#Thread Chief MKO Abiola: Multi millionaire investor, newspaper mogul, banker, industrialist, sports promoter, airline baron, philanthropist, shipping magnate, & politician. The first Nigerian to own a private aircraft, altho others crowded after him #Thread
(2) He bought a Hawker Siddeley 125 eight-seat business jet for himself, in 1972. Next, he built a small hangar at Old Domestic, the General Aviation section of Lagos airport, for the aircraft #Aviation #AvGeeks #PrivateJet #History #Nigeria
(3) He soon added a second HS and launched Concord Airlines as a platform to rent out the aircraft, when he wasn't using them. He eventually flew several HS airframes, including 5N-RCN (a play on Radio Corporation of Nigeria, one of his businesses) In a...
(4) ...local transaction, he sold 5N-MAY, an HS125-600 to Kings, who fly Hawker 800 charters today. Before long the glamour had infected the nation's elite, with the Dantatas of Kano buying an HS; Chief Igbinedion of Benin City, who would later establish...
(5) ...the scheduled carrier Okada Air, got an HS, which his OGI Charters also traded with. By th early 1980s, Chicago billionaire Chief Harry Akande was flying a Learjet 25D and Alh Isyaku Rabiu of Kano, a Falcon 50 trijet. The Rabiu aircraft was featured...
(6) ...in "A squandering of riches", a BBC TV special on the appetite of Nigerians for the good life. It was hosted by the artiste Onyeka Onwenu, & was shown to Nigerians by NTA. Around this time too, the bottler Chief Olori of Warri, got embarrassed when...

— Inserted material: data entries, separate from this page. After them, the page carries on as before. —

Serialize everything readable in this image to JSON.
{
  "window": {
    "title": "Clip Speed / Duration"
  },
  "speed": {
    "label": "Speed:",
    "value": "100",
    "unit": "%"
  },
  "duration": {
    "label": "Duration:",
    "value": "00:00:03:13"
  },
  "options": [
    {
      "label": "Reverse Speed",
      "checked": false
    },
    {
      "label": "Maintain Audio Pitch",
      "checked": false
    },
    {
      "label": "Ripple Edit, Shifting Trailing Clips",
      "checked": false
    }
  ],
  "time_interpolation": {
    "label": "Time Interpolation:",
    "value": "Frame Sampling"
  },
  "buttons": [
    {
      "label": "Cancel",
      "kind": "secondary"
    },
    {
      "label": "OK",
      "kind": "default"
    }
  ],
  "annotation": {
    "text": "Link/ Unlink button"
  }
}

(7) ...expatriate engineers in Lagos helped expatriate pilots vanish with his HS125, from Old Domestic. Authors of the drama were the aircraft dealers who sold the plane to Olori. They said he owed them money. The aircraft was impounded when it stopped at...
(8) ...Abidjan en route London. Idiagbon & Buhari promptly clamped the engineers in detention, where they remained till Babangida seized power. Someone who didn't need anybody's example to fly private was Ambassador Antonio Dehinde Fernandez, who was...
(8) ...already a globetrotter in a Gulfstream GII, in the 1970s. In fact Fernandez is said to have been one of Akande's inspirations. In 1990, Abiola caused a stir when he referred to his HS as a "jalopy." You heard right, jalopy! The World Cup was in full...
(9) swing & he needed the jet to fly to Rome to cheer th Cameroonian team, which had been adopted by Africa. But it was grounded for repair of its fuel system. Many were astounded because at that time, car ownership was an achievement but here was this man...
(10) ...describing an aircraft in derisive terms! Nonetheless, in Aviation circles, his remark may not have raised eyebrows because by 1990, the undisputed leader of the jet set was Chief Igbinedion. He was flying a pair of BAC 1-11 airliners equipped with...
(11) ...executive interiors. One of them had just been the Philippino Presidential aircraft with an interior described in superlatives. These aircraft were several times larger than the HS. By the 1990s, Chief Emmanuel Iwuanyawu of Owerri was flying a...
(12) ...Corporate BAC 1-11 but compared to Igbinedion's aircraft, his own was bland. With the dust over the Falcon a distant memory, Isyaku Rabiu was now flying a Gulfstream GIII, second only to the GIV, in that era. In fact Rabiu's machine was said to be...
(13) ...the best at the Gulfstream lot when he took delivery at Savannah, Georgia, in the US. These days, any Nigerian can own a private jet if his pocket is deep enough. But the prestige associated with it seems to be less. The exclusiveness of the past...
(14) ...it seems, is gone. Things are no longer as they used to be. ENDS.